Moscow's Gorky Park
Published 13 September 2012
Ever since it was opened in 1928, Gorky Park has been a central part of Moscow life. Although it became somewhat decrepit in the years after the collapse of communism, it has enjoyed a facelift since being taken over by new management in March 2011.
An aerial view of Gorky Park in 1979. For decades, the 300-acre park has provided Muscovites with a swath of tranquil greenery in the heart of the Russian capital.
The park was a major center of "leisure and culture" during the Soviet era.
Muscovites attend an exhibition of military equipment seized during World War II in 1946.

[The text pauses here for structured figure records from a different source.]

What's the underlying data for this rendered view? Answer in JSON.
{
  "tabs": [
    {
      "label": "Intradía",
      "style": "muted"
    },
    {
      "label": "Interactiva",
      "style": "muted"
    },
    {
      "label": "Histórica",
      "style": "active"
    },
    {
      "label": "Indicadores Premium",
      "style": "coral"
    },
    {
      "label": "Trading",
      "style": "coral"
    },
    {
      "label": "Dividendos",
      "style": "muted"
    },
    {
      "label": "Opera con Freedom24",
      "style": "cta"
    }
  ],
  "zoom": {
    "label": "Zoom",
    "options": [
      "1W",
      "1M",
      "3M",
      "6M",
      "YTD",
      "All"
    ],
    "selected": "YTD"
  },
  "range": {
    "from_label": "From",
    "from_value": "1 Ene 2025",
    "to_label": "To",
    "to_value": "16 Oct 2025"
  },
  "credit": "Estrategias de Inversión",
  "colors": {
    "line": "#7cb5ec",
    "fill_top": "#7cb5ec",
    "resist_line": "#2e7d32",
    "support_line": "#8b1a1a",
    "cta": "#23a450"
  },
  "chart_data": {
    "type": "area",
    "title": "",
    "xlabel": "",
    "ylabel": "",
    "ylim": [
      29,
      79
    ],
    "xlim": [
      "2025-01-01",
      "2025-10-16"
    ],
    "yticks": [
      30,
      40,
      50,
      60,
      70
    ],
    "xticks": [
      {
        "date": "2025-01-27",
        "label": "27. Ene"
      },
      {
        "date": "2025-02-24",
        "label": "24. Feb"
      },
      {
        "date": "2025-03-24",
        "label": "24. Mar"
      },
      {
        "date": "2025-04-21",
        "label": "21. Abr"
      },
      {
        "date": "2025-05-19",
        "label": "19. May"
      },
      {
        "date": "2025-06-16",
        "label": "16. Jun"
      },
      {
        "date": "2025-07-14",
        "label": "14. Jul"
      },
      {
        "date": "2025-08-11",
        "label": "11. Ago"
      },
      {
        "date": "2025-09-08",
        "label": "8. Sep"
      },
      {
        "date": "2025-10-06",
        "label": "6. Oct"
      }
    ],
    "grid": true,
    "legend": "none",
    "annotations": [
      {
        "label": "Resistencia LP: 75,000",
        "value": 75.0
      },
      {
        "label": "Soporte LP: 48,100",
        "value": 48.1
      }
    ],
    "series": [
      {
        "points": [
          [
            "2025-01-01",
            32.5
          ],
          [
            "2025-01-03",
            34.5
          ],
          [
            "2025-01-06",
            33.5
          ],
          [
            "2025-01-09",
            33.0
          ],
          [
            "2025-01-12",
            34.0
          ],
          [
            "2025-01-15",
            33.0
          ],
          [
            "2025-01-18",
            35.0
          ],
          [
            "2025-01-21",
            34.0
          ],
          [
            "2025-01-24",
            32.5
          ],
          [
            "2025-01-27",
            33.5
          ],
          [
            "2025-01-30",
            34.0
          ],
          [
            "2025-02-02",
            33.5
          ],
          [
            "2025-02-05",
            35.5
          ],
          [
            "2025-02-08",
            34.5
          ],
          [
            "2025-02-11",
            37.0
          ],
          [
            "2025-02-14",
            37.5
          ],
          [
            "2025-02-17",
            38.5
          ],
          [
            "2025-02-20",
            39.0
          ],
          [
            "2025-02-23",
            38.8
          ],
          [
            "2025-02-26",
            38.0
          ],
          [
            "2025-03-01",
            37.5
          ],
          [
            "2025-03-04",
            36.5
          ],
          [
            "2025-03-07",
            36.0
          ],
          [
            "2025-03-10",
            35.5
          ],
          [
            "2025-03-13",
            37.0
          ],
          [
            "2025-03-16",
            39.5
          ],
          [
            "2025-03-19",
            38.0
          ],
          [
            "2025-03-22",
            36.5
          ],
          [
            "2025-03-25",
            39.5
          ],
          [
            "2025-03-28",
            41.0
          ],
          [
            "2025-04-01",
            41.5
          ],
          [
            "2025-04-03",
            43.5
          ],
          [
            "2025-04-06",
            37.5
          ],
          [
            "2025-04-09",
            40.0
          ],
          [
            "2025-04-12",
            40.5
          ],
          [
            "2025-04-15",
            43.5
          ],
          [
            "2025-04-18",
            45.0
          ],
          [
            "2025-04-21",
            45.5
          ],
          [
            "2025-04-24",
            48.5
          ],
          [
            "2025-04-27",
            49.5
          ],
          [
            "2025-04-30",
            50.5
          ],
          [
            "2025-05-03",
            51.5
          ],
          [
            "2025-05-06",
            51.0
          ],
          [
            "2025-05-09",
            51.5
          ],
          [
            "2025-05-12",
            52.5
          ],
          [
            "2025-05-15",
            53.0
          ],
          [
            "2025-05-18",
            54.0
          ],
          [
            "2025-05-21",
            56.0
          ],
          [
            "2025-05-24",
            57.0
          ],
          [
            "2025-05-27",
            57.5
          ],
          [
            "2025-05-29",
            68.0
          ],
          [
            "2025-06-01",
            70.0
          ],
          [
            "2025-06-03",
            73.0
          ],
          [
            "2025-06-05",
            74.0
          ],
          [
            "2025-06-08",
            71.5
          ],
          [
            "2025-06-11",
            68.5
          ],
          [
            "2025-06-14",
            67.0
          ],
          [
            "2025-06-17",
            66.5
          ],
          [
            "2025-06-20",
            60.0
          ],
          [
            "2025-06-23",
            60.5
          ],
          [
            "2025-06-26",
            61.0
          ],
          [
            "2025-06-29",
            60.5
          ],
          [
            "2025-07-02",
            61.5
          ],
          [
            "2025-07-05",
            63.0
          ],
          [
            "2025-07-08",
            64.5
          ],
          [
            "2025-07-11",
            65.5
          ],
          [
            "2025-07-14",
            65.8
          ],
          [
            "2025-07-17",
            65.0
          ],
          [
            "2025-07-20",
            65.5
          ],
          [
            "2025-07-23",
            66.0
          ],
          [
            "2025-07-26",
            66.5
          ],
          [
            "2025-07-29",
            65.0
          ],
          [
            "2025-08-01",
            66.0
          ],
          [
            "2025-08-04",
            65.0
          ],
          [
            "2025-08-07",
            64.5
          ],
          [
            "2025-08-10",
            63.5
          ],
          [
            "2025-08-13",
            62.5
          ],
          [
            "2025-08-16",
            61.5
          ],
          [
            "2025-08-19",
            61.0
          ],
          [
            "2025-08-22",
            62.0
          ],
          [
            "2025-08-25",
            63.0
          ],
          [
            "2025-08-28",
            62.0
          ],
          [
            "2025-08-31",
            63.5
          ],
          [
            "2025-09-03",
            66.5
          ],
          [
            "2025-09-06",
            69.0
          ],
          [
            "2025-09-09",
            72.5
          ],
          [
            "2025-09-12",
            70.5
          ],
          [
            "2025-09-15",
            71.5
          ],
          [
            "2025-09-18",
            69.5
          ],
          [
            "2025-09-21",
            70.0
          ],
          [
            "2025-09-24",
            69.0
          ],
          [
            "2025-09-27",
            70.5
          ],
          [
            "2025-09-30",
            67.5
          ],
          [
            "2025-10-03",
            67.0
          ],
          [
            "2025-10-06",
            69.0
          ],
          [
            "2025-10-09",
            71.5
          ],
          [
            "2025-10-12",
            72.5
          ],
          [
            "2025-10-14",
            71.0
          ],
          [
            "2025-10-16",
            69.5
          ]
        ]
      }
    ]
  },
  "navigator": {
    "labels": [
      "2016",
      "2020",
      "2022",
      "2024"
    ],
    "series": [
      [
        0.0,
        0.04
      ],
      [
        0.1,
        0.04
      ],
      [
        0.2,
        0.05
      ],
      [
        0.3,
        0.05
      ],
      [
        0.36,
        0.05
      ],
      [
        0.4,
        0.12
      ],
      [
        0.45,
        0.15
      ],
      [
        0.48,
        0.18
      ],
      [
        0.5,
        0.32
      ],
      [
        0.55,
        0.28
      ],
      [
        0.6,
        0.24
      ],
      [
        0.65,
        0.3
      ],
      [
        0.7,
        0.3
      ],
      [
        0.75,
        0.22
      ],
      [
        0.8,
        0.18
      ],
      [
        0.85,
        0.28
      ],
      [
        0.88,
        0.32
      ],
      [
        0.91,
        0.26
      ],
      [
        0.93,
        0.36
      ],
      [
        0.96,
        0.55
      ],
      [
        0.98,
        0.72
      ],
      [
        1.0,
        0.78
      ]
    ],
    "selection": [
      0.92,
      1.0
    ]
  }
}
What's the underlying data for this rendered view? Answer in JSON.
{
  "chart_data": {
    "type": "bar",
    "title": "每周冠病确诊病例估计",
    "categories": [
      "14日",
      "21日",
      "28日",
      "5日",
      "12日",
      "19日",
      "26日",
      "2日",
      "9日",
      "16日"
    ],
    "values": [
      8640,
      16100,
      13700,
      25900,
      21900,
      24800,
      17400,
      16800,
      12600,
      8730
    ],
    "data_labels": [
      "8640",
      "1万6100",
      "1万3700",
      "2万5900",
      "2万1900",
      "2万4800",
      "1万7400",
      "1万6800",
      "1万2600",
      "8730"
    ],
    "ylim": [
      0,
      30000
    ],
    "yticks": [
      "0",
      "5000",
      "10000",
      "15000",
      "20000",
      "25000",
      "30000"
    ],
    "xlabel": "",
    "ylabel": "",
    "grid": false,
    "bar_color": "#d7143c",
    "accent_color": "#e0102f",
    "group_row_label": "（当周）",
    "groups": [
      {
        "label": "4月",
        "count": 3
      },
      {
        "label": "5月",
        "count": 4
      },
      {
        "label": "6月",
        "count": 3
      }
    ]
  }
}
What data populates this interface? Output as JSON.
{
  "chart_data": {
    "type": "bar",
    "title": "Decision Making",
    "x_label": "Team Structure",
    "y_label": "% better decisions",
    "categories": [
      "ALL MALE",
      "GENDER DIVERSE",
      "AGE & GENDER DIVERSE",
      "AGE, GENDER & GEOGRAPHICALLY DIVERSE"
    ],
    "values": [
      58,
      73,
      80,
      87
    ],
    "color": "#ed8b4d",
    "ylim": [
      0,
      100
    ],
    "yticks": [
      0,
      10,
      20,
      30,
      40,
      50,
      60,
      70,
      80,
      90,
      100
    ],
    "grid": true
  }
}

A special reading area in the park in 1955
Gorky Park was also home to many carnival rides for the amusement of socialist workers.
These rides remained for decades after the fall of communism.
Although the park and its attractions remained popular with Muscovites, they were starting to suffer from neglect by the turn of this century.
A number of cheap stalls and cafes were also blamed for lowering the tone of the park.
The park's reputation was not helped by the fact that it became the focal point of celebrations for ex-servicemen celebrating various military anniversaries.
Since it came under new management last year, however, the park has enjoyed something of a resurgence and has become popular with many of the city's affluent young hipsters.
It is also being used as a venue for various creative performances and innovative art installations, such as this mural made completely out of coffee beans.